Wednesday, October 24, 2007

LOCKSS for archives

I recently had a conversation with a colleague about collecting multiple copies of similar images -- how many were too many; was there such a thing as too many; what constitutes similar, et cetera. I mentioned that here in the Historical Image Collection, we do often have multiples of the exact same image, same format, same print size, even. Typically, we keep any instance of an image that contains additional (or different) information about the image content, its use, or its provenance. So, we're always eager to see donations of photos, even if we think we may have some of them already, because it means we may get new information about the picture itself.

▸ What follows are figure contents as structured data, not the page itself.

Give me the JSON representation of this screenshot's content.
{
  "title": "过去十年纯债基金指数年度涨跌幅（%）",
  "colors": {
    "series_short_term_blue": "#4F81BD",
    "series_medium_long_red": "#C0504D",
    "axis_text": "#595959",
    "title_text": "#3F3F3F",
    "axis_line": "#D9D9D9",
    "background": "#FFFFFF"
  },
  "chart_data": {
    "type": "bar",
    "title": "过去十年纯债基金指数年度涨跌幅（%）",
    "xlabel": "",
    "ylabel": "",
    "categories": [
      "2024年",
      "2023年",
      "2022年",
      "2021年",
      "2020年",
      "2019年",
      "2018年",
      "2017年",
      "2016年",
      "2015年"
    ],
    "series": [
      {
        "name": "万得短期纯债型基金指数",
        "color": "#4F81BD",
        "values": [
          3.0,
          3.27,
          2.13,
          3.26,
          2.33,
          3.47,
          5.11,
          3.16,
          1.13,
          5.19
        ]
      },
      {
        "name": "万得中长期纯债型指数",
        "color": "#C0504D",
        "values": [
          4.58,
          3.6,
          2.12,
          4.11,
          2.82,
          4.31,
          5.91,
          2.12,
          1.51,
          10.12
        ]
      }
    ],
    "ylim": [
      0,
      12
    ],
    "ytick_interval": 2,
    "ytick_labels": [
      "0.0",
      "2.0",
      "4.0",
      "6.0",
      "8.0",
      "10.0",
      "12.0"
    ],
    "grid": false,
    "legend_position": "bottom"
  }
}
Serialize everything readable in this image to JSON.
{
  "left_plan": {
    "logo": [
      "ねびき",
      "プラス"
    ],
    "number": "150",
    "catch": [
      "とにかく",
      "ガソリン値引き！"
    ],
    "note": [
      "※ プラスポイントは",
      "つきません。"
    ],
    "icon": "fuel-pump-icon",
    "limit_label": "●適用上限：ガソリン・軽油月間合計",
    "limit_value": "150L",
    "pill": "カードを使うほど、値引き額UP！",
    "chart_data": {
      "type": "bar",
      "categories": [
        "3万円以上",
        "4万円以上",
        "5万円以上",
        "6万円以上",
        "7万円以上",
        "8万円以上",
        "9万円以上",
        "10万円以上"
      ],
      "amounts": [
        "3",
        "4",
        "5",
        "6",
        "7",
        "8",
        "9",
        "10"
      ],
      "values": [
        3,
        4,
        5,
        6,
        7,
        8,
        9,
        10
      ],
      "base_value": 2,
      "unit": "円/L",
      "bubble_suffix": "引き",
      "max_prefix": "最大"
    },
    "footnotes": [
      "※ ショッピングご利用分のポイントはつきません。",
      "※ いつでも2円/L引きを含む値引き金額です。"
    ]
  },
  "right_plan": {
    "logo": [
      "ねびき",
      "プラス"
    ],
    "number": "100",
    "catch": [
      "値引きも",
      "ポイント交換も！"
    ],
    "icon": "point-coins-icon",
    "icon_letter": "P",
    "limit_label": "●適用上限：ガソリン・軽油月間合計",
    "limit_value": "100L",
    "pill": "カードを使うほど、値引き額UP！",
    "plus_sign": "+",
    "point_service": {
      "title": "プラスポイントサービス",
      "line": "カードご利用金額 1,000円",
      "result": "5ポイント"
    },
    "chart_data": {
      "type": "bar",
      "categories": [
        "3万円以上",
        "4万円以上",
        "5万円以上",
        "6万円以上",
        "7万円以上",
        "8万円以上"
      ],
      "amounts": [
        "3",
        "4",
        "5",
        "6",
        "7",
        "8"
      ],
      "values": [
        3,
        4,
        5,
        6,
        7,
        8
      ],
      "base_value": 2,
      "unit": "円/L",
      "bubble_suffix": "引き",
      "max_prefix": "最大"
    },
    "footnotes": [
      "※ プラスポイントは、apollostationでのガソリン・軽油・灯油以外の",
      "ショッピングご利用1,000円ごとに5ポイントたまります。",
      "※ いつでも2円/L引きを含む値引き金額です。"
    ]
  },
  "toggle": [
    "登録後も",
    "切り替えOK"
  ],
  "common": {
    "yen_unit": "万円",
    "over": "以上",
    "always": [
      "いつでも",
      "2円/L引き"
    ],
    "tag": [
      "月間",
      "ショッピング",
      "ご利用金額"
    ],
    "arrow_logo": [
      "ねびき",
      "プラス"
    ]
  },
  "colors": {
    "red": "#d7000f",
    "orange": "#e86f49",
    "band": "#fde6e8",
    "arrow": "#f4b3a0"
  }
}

Take, for example, the photo below. We have a copy of this already in the HIC, and although it has no information on the back of the print, we know that these gentlemen are Dean David Baird (left) and Dr. Howard P. Lewis (right), both towering figures in the history of the Medical School during the first and middle parts of the 20th century. We recently received a second copy of this exact photo from University News & Publications. Copy 2 brought with it information that radically altered the way I -- or anyone else -- might look at and interpret this photo. On the back, written in pencil, is the small notation:
July 10, 1942 / Taken night of activation of 46th General Hospital.
The 46th General was the all-volunteer unit based out of the University of Oregon Medical School which operated overseas, in Africa and Europe, during World War II. The photo notation took this image from one of two faculty members chatting in the Library foyer, to one of two men realizing that the war had finally come to Oregon. Even though I had seen this picture before, I saw Copy 2 with new eyes.